La gratitude
(Alpina 8-9/2011)

Gratitude, encore un mot qui aux oreilles de certains sonnera aussi désuet que «vertu», «morale» et autres. Cependant, pour peu que nous approfondissions ce type de vocables nous les trouvons liés à une philosophie de vie et au centre de toutes les relations humaines. Se fixer des idéaux est facile, se maintenir dans leurs exigences l'est moins. À dire vrai, la gratitude ne se compare pas à un idéal, il s'agit plutôt d'un sentiment. Fruit de l'éducation ou d'une disposition d'esprit innée, elle dénote chez la personne qui en fait preuve non seulement le respect d'un usage mais aussi une sensibilité de coeur. Il est des individus assurés que tout leur est dû, ceux-ci jugeront évidemment inutile de manifester le moindre signe de reconnaissance envers quiconque. Ils participent de cette mentalité qui consiste à prendre, toujours prendre, sans jamais rien offrir eux-mêmes. Au contraire, marquer vis-à-vis de l'autre que l'on attache de la valeur au don qu'il nous a fait ou au service qu'il nous a rendu, c'est l'estimer, le placer au-dessus du commun, et dans le même temps s'estimer soi-même car la vraie gratitude n'implique aucune soumission du receveur envers le bienfaiteur. Nous sommes ici dans une configuration de fraternité, non de pouvoir. Il est des gens qui se souviennent toute leur existence d'un simple petit geste qu'à un moment quelqu'un a eu en leur faveur. Ce sont des âmes heureuses. Elles ne seront jamais démunies. Dans gratitude il y a attitude, celle juste et convenable que chacun devrait avoir en toute circonstance. Dire merci quand il le faut et commeil se doit, c'est faire échec à l'indifférence. Avec chaque remerciement sincère un peu de bonté s'ajoute au monde.
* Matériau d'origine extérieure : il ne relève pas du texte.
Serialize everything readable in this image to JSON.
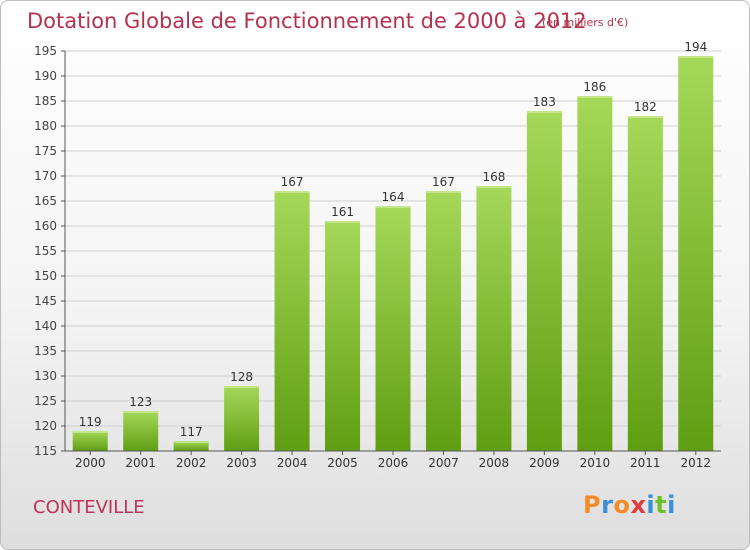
{
  "header": {
    "title": "Dotation Globale de Fonctionnement de 2000 à 2012",
    "subtitle": "(en milliers d'€)"
  },
  "footer": {
    "place": "CONTEVILLE",
    "logo_text": "Proxiti",
    "logo_colors": [
      "#f28c28",
      "#3a8fd6",
      "#f28c28",
      "#e23b3b",
      "#3a8fd6",
      "#6cbf2a",
      "#3a8fd6"
    ]
  },
  "colors": {
    "bar_light": "#a6d85a",
    "bar_dark": "#5f9e12",
    "text": "#b5324e",
    "axis": "#555555",
    "grid": "#cfcfcf"
  },
  "chart_data": {
    "type": "bar",
    "title": "Dotation Globale de Fonctionnement de 2000 à 2012",
    "subtitle": "(en milliers d'€)",
    "categories": [
      "2000",
      "2001",
      "2002",
      "2003",
      "2004",
      "2005",
      "2006",
      "2007",
      "2008",
      "2009",
      "2010",
      "2011",
      "2012"
    ],
    "values": [
      119,
      123,
      117,
      128,
      167,
      161,
      164,
      167,
      168,
      183,
      186,
      182,
      194
    ],
    "ylim": [
      115,
      195
    ],
    "yticks": [
      115,
      120,
      125,
      130,
      135,
      140,
      145,
      150,
      155,
      160,
      165,
      170,
      175,
      180,
      185,
      190,
      195
    ],
    "grid": true,
    "legend": "none"
  }
}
Le champ de la gratitude va de l'action la plus modeste à une quasi infinitude. Il en est de différentes sortes : celle du croyant à l'égard de son Dieu, de l'enfant pour ses parents, d'une nation envers un pays qui l'a délivrée d'une tyrannie, etc. Personnelle ou collective, la gratitude exprime un contentement intérieur visible. Hélas, on oublie souvent un bienfait ; parfois, il reste en mémoire et il devient alors un lien tangible, mieux : une force d'exemple. Quantité de fables de Grimm, Perrault, La Fontaine et autres conteurs de nos jeunes années montrent l'importance de savoir «gré» à qui nous a porté assistance. Il faut relire les vieilles fables, elles contiennent de profondes vérités.